Capitol Update, April 4, 2013

Senator Hannah-Beth Jackson (D-Santa Barbara) is the author of SB 727, Medical Waste: Pharmaceutical Product Stewardship. As of January 2015, this bill would require pharmaceutical manufacturers in the state to band together to form a product stewardship organization to collect unused drugs and possibly controlled substances through retail (pharmacy) outlets. The product stewardship plan would have to be approved by CalRecycle and the producers would be responsible for all costs connected with the collection, recovery, public relations program, administration of the program as well as costs incurred by the State for administration and enforcement of the program. The bill would prohibit the producer from charging specified fees to recover the costs of its program. 

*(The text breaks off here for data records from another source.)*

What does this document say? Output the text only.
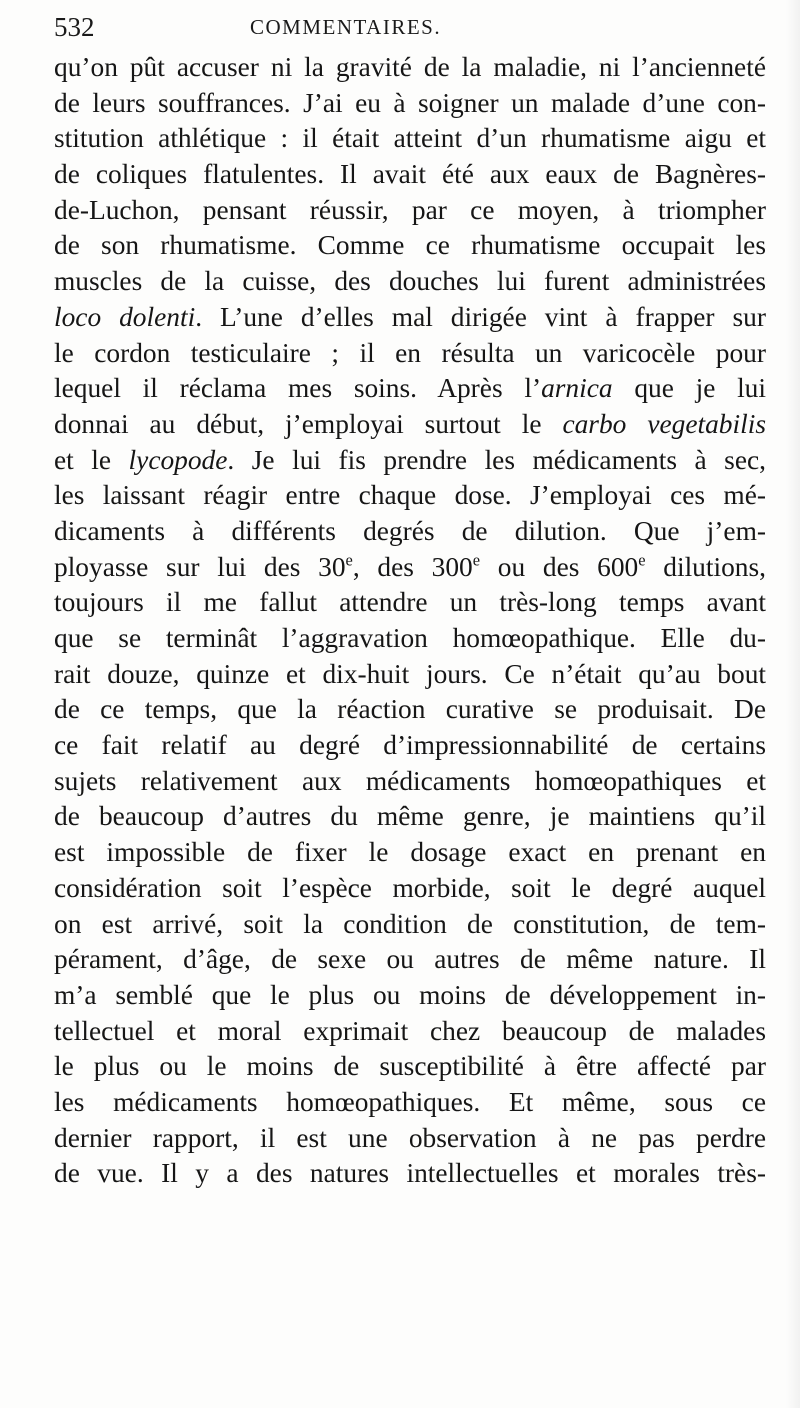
532	COMMENTAIRES.
qu’on pût accuser ni la gravité de la maladie, ni l’ancienneté
de leurs souffrances. J’ai eu à soigner un malade d’une con-
stitution athlétique : il était atteint d’un rhumatisme aigu et
de coliques flatulentes. Il avait été aux eaux de Bagnères-
de-Luchon, pensant réussir, par ce moyen, à triompher
de son rhumatisme. Comme ce rhumatisme occupait les
muscles de la cuisse, des douches lui furent administrées
loco dolenti. L’une d’elles mal dirigée vint à frapper sur
le cordon testiculaire ; il en résulta un varicocèle pour
lequel il réclama mes soins. Après l’arnica que je lui
donnai au début, j’employai surtout le carbo vegetabilis
et le lycopode. Je lui fis prendre les médicaments à sec,
les laissant réagir entre chaque dose. J’employai ces mé-
dicaments à différents degrés de dilution. Que j’em-
ployasse sur lui des 30e, des 300e ou des 600e dilutions,
toujours il me fallut attendre un très-long temps avant
que se terminât l’aggravation homœopathique. Elle du-
rait douze, quinze et dix-huit jours. Ce n’était qu’au bout
de ce temps, que la réaction curative se produisait. De
ce fait relatif au degré d’impressionnabilité de certains
sujets relativement aux médicaments homœopathiques et
de beaucoup d’autres du même genre, je maintiens qu’il
est impossible de fixer le dosage exact en prenant en
considération soit l’espèce morbide, soit le degré auquel
on est arrivé, soit la condition de constitution, de tem-
pérament, d’âge, de sexe ou autres de même nature. Il
m’a semblé que le plus ou moins de développement in-
tellectuel et moral exprimait chez beaucoup de malades
le plus ou le moins de susceptibilité à être affecté par
les médicaments homœopathiques. Et même, sous ce
dernier rapport, il est une observation à ne pas perdre
de vue. Il y a des natures intellectuelles et morales très-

The product stewardship program must accept all unwanted products, except as specified, contact information for the individual or entity submitting the plan and for each producer participating in the program, and a description of the methods by which unwanted products will be collected in the state. This bill would require the preparation of a plan and submission of a written report to the department. CalRecycle would be required to administer any penalties under the bill.

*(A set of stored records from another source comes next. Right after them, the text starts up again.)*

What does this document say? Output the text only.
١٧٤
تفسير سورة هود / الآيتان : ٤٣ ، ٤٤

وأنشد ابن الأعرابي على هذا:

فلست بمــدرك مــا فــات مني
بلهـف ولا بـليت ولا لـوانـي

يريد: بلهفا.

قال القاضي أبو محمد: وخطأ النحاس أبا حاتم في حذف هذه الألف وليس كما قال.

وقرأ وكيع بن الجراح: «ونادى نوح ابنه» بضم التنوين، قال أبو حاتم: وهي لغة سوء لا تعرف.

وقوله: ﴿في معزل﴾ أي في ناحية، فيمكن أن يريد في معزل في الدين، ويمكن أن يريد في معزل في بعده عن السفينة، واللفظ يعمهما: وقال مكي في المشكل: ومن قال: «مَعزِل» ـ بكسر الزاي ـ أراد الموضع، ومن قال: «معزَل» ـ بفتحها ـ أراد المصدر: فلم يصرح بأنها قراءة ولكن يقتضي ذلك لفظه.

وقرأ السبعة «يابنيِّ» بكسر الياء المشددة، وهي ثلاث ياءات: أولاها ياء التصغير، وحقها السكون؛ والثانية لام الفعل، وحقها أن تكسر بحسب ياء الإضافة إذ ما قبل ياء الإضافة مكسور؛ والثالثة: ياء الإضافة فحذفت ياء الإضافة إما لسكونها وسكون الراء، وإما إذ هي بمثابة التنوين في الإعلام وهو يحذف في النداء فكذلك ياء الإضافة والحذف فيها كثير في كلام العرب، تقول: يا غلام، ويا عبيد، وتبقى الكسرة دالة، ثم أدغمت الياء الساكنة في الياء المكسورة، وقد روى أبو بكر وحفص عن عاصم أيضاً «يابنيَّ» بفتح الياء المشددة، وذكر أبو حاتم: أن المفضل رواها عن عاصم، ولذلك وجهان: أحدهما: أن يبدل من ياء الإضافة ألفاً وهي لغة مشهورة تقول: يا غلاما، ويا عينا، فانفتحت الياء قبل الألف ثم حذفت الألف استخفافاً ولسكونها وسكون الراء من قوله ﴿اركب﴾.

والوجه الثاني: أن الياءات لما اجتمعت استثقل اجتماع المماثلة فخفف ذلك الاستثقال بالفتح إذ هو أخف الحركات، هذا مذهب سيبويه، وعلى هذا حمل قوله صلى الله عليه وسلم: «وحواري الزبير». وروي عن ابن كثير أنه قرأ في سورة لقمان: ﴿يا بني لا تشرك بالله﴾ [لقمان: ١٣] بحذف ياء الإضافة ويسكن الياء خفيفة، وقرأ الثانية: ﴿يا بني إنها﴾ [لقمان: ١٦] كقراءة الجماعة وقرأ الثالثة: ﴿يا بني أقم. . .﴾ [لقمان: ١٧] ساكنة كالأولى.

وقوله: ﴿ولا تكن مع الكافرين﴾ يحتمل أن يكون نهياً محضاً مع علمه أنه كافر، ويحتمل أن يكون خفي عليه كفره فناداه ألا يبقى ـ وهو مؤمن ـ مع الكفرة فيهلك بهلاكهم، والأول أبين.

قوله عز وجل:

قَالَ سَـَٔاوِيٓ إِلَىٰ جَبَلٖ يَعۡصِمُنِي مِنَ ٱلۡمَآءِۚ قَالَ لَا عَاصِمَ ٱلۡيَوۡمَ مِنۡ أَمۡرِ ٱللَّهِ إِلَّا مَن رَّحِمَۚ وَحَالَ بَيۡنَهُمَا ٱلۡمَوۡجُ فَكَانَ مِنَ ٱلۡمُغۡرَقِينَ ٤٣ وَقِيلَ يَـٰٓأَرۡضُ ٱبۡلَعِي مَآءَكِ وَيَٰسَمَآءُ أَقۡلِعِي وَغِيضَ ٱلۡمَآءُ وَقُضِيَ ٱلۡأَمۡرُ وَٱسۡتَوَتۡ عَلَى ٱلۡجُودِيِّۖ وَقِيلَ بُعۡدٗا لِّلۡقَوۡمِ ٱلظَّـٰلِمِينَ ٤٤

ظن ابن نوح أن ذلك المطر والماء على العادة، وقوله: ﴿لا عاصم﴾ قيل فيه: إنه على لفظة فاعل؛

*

This bill appears to be a program in search of a problem and will mean added bureaucracy and additional costs to the consumer. It is not against the law to dispose of unused pharmaceuticals in the trash.  We are unaware of any proof of lined landfills leaking (and they are all required to be lined). While there has been evidence of pharmaceuticals showing up in water, studies have shown that this is, by far, the result of human excretion. It appears to us that if the people of the state really want such a program, they should be made aware of the associated costs and provide an advance disposal fee. Unless significantly amended, CMTA will be in opposition to this bill.